Study Design
Experimental study design
Experimental (interventional) are considered to provide the most reliable evidence in epidemiological research. Intervention studies can generally be considered as either preventative or therapeutic.
Therapeutic trials:
Are conducted among individuals with a particular disease to assess the effectiveness of an agent or procedure to diminish symptoms, prevent recurrence, or reduce mortality from the disease.
Preventative trials:
Are conducted to evaluate whether an agent or procedure reduces the risk of developing a particular disease among individuals free from that disease at the beginning of the trial, for example, vaccine trials. Preventative trials may be conducted among individuals or among entire communities.
A distinguishing characteristic of an intervention study is that the intervention (the preventative or therapeutic measure) being tested is allocated by the investigator to a group of two or more study subjects (individuals, households, communities).
Subjects are followed prospectively to compare the intervention vs. the control (standard treatment, no treatment or placebo).
The main intervention study design is the randomized controlled trial (RCT).
The randomized controlled trial is considered as the most rigorous method of determining whether a cause-effect relationship exists between an intervention and outcome. The strength of the RCT lies in the process of randomization that is unique to this type of epidemiological study design.
The aim of randomization is to ensure that any observed differences between the treatment groups are due to differences in the treatment alone and not because of confounding (known or unknown) or bias. That is, that the groups are similar in all respects apart from the intervention under investigation.
How an experimental study be conducted:
A sample of patients with the condition, and who meet other selection criteria, is randomly allocated to receive either the experimental treatment, or the control treatment.
Occasionally, a placebo will be used in the control group, but where there is already an accepted treatment, it is unlikely to be ethical to use a placebo.
The experimental and control groups are then followed for a set time, and relevant measurements are taken to indicate the results (or 'outcomes') in each group.
Methods of randomization:
Simple randomization: For example, computer generated random number tables. Simple randomization is rarely used.
Block randomization: is a method used to ensure that the numbers of participants assigned to each group is equally distributed and is commonly used in smaller trials.
Stratified randomization: used to ensure that important baseline variables (potential confounding factors) are more evenly distributed between groups than chance alone may assure. However, there are a limited number of baseline variables that can be balanced by stratification because of the potential for small numbers of subjects within each stratum.
Minimized randomization: This method may be used when the study is sufficiently small and simple randomization will not result in balanced groups.

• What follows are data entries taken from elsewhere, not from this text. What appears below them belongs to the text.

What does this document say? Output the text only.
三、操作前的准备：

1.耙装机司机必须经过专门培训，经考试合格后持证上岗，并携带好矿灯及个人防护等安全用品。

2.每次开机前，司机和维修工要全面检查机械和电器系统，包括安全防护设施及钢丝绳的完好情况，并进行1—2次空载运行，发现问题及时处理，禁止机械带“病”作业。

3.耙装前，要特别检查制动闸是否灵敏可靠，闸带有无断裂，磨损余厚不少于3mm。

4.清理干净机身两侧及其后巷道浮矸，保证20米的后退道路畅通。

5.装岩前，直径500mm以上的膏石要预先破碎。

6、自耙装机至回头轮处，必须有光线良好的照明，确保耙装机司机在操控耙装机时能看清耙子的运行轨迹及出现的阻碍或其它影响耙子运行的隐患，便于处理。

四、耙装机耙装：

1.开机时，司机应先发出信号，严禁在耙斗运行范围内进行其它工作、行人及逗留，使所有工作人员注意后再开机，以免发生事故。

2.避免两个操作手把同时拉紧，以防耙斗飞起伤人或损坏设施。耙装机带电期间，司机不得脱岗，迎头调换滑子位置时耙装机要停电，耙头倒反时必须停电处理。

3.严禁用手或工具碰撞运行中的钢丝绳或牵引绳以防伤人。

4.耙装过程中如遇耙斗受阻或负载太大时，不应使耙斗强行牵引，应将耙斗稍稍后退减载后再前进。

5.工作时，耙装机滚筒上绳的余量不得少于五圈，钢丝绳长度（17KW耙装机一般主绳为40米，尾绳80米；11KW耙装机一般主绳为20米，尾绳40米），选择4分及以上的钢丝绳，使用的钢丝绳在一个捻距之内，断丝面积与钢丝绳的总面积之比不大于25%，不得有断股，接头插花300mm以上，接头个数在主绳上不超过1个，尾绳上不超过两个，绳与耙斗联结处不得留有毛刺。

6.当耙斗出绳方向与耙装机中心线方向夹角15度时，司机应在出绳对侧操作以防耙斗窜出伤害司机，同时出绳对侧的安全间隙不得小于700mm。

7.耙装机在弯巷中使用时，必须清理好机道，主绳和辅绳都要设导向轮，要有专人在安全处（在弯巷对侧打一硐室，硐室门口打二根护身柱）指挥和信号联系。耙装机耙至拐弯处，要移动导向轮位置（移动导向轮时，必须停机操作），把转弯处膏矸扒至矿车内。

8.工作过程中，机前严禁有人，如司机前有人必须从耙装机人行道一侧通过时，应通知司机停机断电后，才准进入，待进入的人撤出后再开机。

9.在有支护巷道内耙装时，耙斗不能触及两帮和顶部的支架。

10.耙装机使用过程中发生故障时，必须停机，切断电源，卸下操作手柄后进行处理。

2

Blinding in randomized controlled trials
Blinding is a process where the critical information on allocation of treatment is hidden either from the patients, or from observer or the evaluator in the study. The method of blinding in RCT is used to ensure that there are no differences in the way in which each group is assessed or managed, and therefore minimize bias. Bias may be introduced, for example, if the investigator is aware of which treatment a subject is receiving, as this may influence (intentionally or unintentionally) the way in which outcome data is measured or interpreted. Similarly, a subject's knowledge of treatment assignment may influence their response to a specific treatment. Blinding also involves ensuring that the intervention and standard or placebo treatment appears the same.
Double blinding is when neither the investigator nor the study participant is aware of treatment assignments. However, this design is not always possible.
A single blind RCT is when the investigator but not the study participants know which treatment has been allocated.
Triple blinding imposes blinding to the patients, investigators, and statisticians, who in turn might introduce bias to the results of the study based on their knowledge of the allocated agent. Blinding the statistician is the least important in the conduct of a clinical trial.
Strength and weakness in cohort studies:
Strength:
A well designed RCT provides the strongest evidence of any epidemiological study design that a given intervention has a postulated effectiveness and is safe.
Randomization provides a powerful tool for controlling for confounding, even by factors that may be unknown or difficult to measure. Therefore, if well designed and conducted, a RCT minimizes the possibility that any observed association is due to confounding.
Clear temporal sequence - exposure clearly precedes outcome.
Provides a strong basis for statistical inference.
Enables blinding and therefore minimizes bias.
Can measure disease incidence and multiple outcomes.
Weaknesses:
Expensive and time consuming.
Ethical constraints - for example, it is not always possible or ethical to manipulate exposure at random.
Requires complex design and analysis if unit of allocation is not the individual.
Inefficient for rare diseases or diseases with a delayed outcome.
Generalizability - subjects in a RCT may be more willing to comply with the treatment regimen and therefore may not be representative of all individuals who might be given the treatment.